In a previous study, we tested the clinical applicability based on qualitative and quantitative parameters of prostate MR images on an MRL against a MRI_3T at one point of time prior to starting RT. We were able to show a promising and comparable result of T2 weighted image quality, and lesion conspicuity and we reported comparable lesion ADC measurements between MRL and MRI_3T.⁸

With the current work, we demonstrate longitudinal comparability and reliability between the two system during RT. This represents a necessary basis for future analyses of lesion changes over time on the MRL and confirms its potential for individualized treatment adaptations such as dose painting²⁶ and response assessment during treatment.

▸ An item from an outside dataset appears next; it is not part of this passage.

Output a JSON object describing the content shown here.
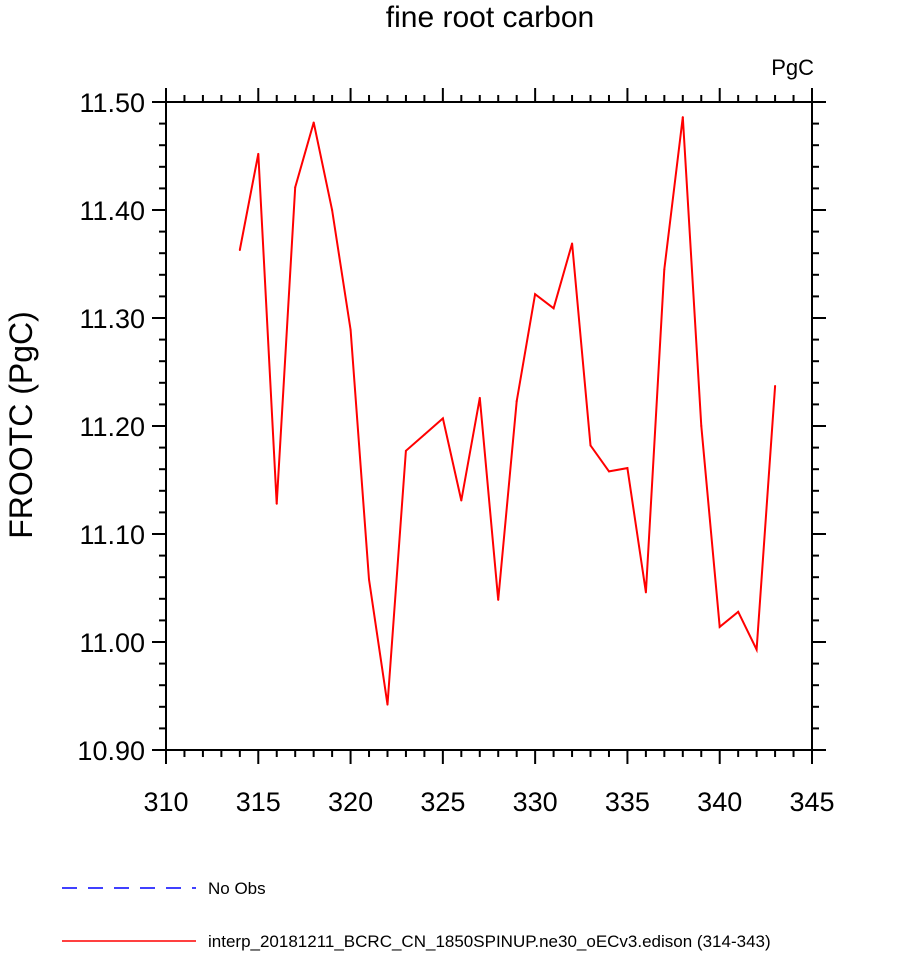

This study has limitations. Firstly, the small sample size of patients who underwent multiple prostate imaging at both devices and the fact that only one time-point during radiotherapy was used for analysis. Multiple time-points during the course of radiotherapy should be analyzed to further validate the stability and comparability of ADC measurements. However, logistic challenges hindered further validation with an MRI_3T at more than one time point. Secondly, treatment regimens differed in this population (either 20 × 3 Gy oder 39 × 2 Gy, additional neoadjuvant ADT in 3 patients). Thirdly, the DWI acquisition parameters did not fully conform to the published recommendations of the MR-linac consortium, which were published after we had already included the patients in our study and predefinded the technical aspects of the utilized sequences.²⁷

Nonetheless, this study depticts the reality and the challenges of clinical routine and its preliminary findings could be considered novel. Indeed, further prospective studies examining mpMRI data under RT and correlating those with clinical endpoints are desirable to advance individualized radiation treatment.

In conclusion, lesion ADC as measured on MRL increased significantly during radiotherapy and lesion ADC measurements on both systems showed similar dynamics. These preliminary findings are promising but need large-scale validation. Once validated, lesion ADC on MRL might be used as a biomarker for real-time assessment of tumor response in patients with prostate cancer undergoing MR-guided radiation therapy.